Camarata named to NIDCD review committeeOct. 27, 2016, 9:14 AM
Stephen Camarata, Ph.D., professor of Hearing and Speech Sciences and Psychiatry and Behavioral Sciences, has been invited to serve a four-year term on the Communication Disorders Review Committee (CDRC) of the National Institute on Deafness and Other Communication Disorders (NIDCD).
The NIDCD, part of the National Institutes of Health (NIH), conducts and supports research in the normal and disordered processes of hearing, balance, taste, smell, voice, speech and language.

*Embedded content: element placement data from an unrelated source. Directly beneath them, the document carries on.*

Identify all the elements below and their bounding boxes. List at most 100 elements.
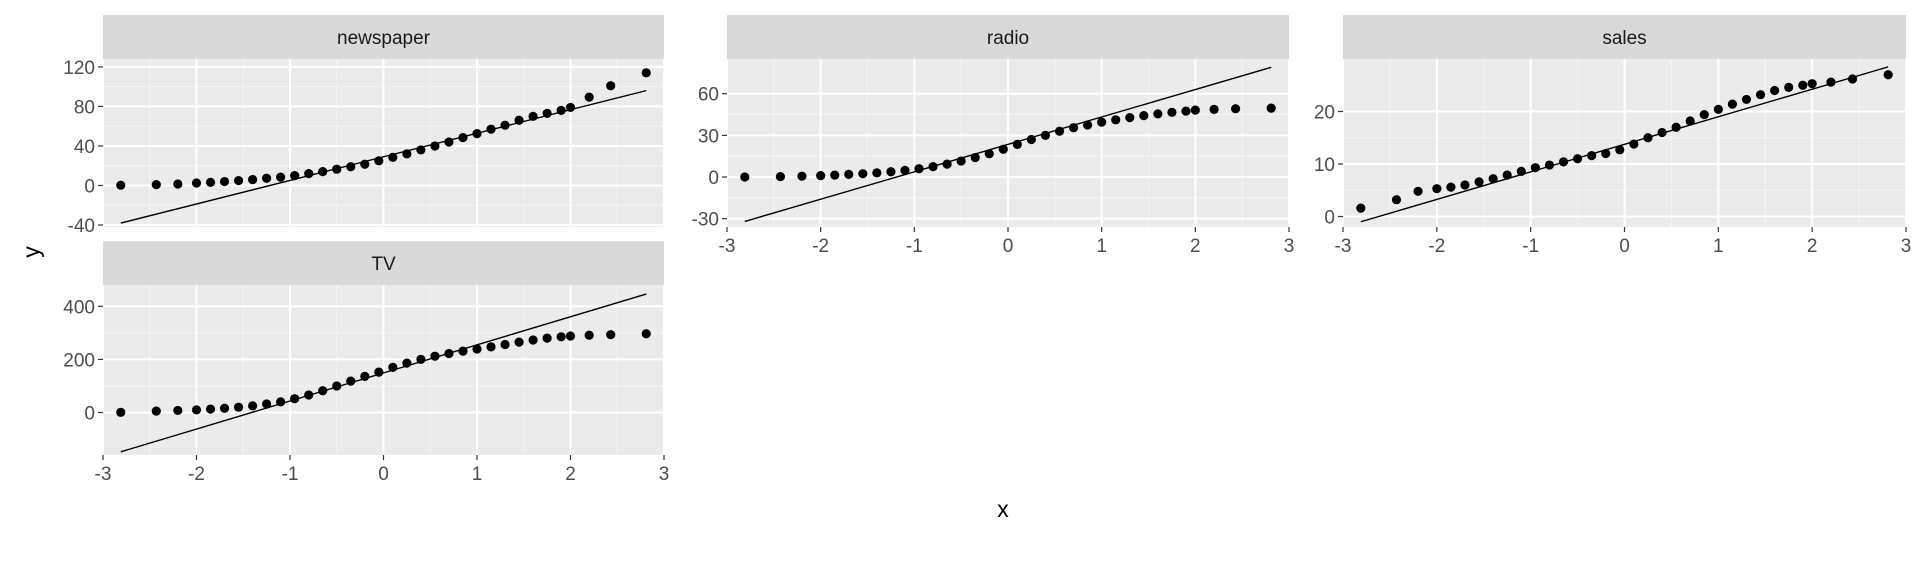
x-tick-label-radio: -3 [719, 236, 736, 257]
qq-point-tv [346, 376, 356, 386]
qq-point-sales [1727, 99, 1738, 109]
qq-point-sales [1356, 203, 1366, 213]
qq-point-tv [360, 371, 370, 381]
qq-point-newspaper [430, 141, 440, 151]
qq-point-radio [1111, 115, 1121, 125]
x-tick-label-radio: 2 [1190, 236, 1201, 257]
qq-point-newspaper [233, 175, 244, 186]
qq-point-newspaper [388, 152, 398, 162]
qq-point-tv [416, 354, 426, 364]
y-tick-label-tv: 200 [63, 350, 95, 371]
qq-point-radio [1139, 111, 1149, 121]
x-tick-label-sales: 2 [1807, 236, 1818, 257]
qq-point-radio [1231, 104, 1241, 114]
plot-area-newspaper [103, 59, 664, 227]
qq-point-newspaper [191, 178, 202, 188]
qq-point-tv [332, 381, 342, 391]
qq-point-tv [374, 367, 384, 377]
qq-point-newspaper [565, 102, 576, 113]
y-tick-label-radio: -30 [692, 210, 719, 231]
qq-point-sales [1699, 110, 1709, 120]
qq-reference-line-sales [1360, 66, 1889, 223]
qq-point-tv [528, 335, 538, 345]
y-tick-label-radio: 0 [708, 168, 719, 189]
qq-point-radio [998, 144, 1008, 154]
y-axis-title: y [18, 246, 44, 258]
qq-point-newspaper [116, 180, 126, 190]
qq-point-radio [956, 156, 966, 166]
plot-area-radio [727, 59, 1289, 227]
qq-point-sales [1807, 79, 1817, 89]
qq-point-radio [900, 165, 910, 175]
qq-point-sales [1671, 122, 1681, 132]
qq-point-radio [1266, 103, 1276, 113]
qq-point-newspaper [248, 174, 258, 185]
facet-newspaper: newspaper -40 0 40 80 120 [63, 15, 664, 237]
qq-point-sales [1446, 182, 1456, 192]
qq-point-sales [1558, 157, 1569, 167]
facet-sales: sales 0 10 20 -3 -2 -1 0 1 2 3 [1314, 15, 1911, 257]
qq-point-radio [1125, 112, 1135, 123]
qq-point-newspaper [528, 111, 538, 121]
strip-label-sales: sales [1602, 28, 1646, 49]
qq-point-tv [430, 351, 440, 361]
qq-point-radio [942, 159, 952, 169]
y-tick-label-newspaper: 40 [74, 137, 95, 158]
qq-point-tv [444, 348, 454, 359]
qq-point-radio [797, 171, 807, 181]
qq-point-sales [1601, 148, 1611, 159]
qq-point-radio [1190, 105, 1200, 115]
qq-point-sales [1587, 151, 1597, 161]
qq-point-tv [276, 397, 286, 407]
qq-point-radio [886, 167, 896, 177]
qq-point-newspaper [556, 105, 566, 115]
strip-sales [1343, 15, 1906, 59]
qq-point-radio [1026, 134, 1037, 145]
qq-point-newspaper [318, 167, 328, 177]
y-tick-label-sales: 20 [1314, 103, 1335, 124]
qq-point-radio [1167, 107, 1177, 117]
qq-point-newspaper [500, 120, 510, 130]
qq-point-tv [151, 406, 161, 416]
qq-point-tv [191, 405, 202, 415]
qq-point-sales [1502, 170, 1512, 180]
qq-point-tv [318, 386, 328, 396]
qq-point-tv [290, 394, 300, 404]
qq-point-sales [1432, 184, 1442, 194]
x-tick-label-sales: -2 [1428, 236, 1445, 257]
qq-point-sales [1847, 74, 1858, 84]
qq-point-tv [205, 404, 216, 414]
qq-point-newspaper [360, 159, 370, 169]
qq-point-radio [970, 152, 980, 163]
qq-point-radio [984, 149, 994, 159]
qq-point-newspaper [173, 179, 183, 189]
qq-point-newspaper [486, 124, 496, 134]
qq-point-newspaper [402, 149, 412, 159]
strip-label-radio: radio [987, 28, 1029, 49]
qq-point-newspaper [262, 173, 272, 183]
y-tick-label-radio: 60 [698, 85, 719, 106]
qq-point-newspaper [472, 129, 482, 139]
qq-point-radio [928, 162, 938, 172]
qq-point-sales [1474, 177, 1484, 187]
qq-point-radio [858, 169, 868, 179]
x-tick-label-tv: 1 [472, 464, 483, 485]
qq-point-tv [388, 362, 398, 372]
qq-point-tv [262, 399, 272, 409]
qq-point-radio [872, 168, 882, 178]
x-tick-label-radio: 0 [1003, 236, 1014, 257]
qq-point-tv [584, 330, 594, 340]
qq-point-tv [219, 403, 230, 413]
qq-point-tv [233, 402, 244, 412]
y-tick-label-newspaper: 80 [74, 97, 95, 118]
qq-point-radio [1083, 120, 1093, 130]
qq-point-newspaper [219, 176, 230, 187]
facet-tv: TV 0 200 400 -3 -2 -1 0 1 2 3 [63, 241, 669, 485]
qq-point-tv [402, 358, 412, 368]
qq-point-tv [458, 346, 468, 356]
qq-point-radio [1068, 123, 1079, 133]
x-tick-label-sales: -1 [1522, 236, 1539, 257]
qq-point-radio [1097, 117, 1107, 127]
qq-point-tv [565, 331, 576, 341]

As part of the NIDCD’s Communication Disorders Review Committee, Camarata will work with committee members to advise the NIH and NIDCD directors on programs and activities in the areas of communication science. The committee provides primary technical review for contracts and reviews grant applications for program projects, National Research Service Award training grants, conference grants, Clinical Investigator Awards, Specialized Research Centers and projects in the communication and chemosensory sciences.

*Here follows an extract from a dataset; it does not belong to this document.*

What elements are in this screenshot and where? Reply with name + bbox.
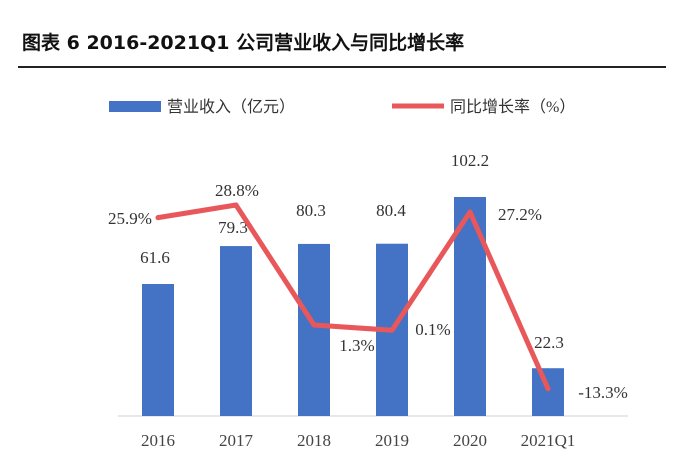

“This appointment is so well-deserved,” said Elisabeth Dykens, Ph.D., director of the Vanderbilt Kennedy Center and Annette Schaffer Eskind Professor. “Steve is one of those remarkable scholars who is always willing to share novel ideas. He consistently goes the extra mile to provide feedback to researchers. Steve’s new role at NIDCD is a perfect fit for these strengths.”
Committee members are selected on the basis of their demonstrated competence and accomplishments in their scientific disciplines as evidenced by the quality of research, publications in scientific journals, and other significant scientific activities, achievements and honors.
“Service on a review committee requires mature judgment and objectivity as well as the ability to work effectively in a group, qualities we believe Dr. Camarata will bring to this important task,” said James Battey Jr., M.D., Ph.D., director of the NIDCD.
Camarata is a Vanderbilt Kennedy Center Investigator who works in the areas of communication disorders, Down syndrome and language development and intervention.
“It is a real honor to represent Vanderbilt University School of Medicine in the scientific review process at the NIDCD,” Camarata said. “The CDRC study section is unique in the breadth of discovery reviewed, including human and animal models of hearing, balance, and communication as well as taste and smell sense processes. It will be very exciting to be part of this committee.”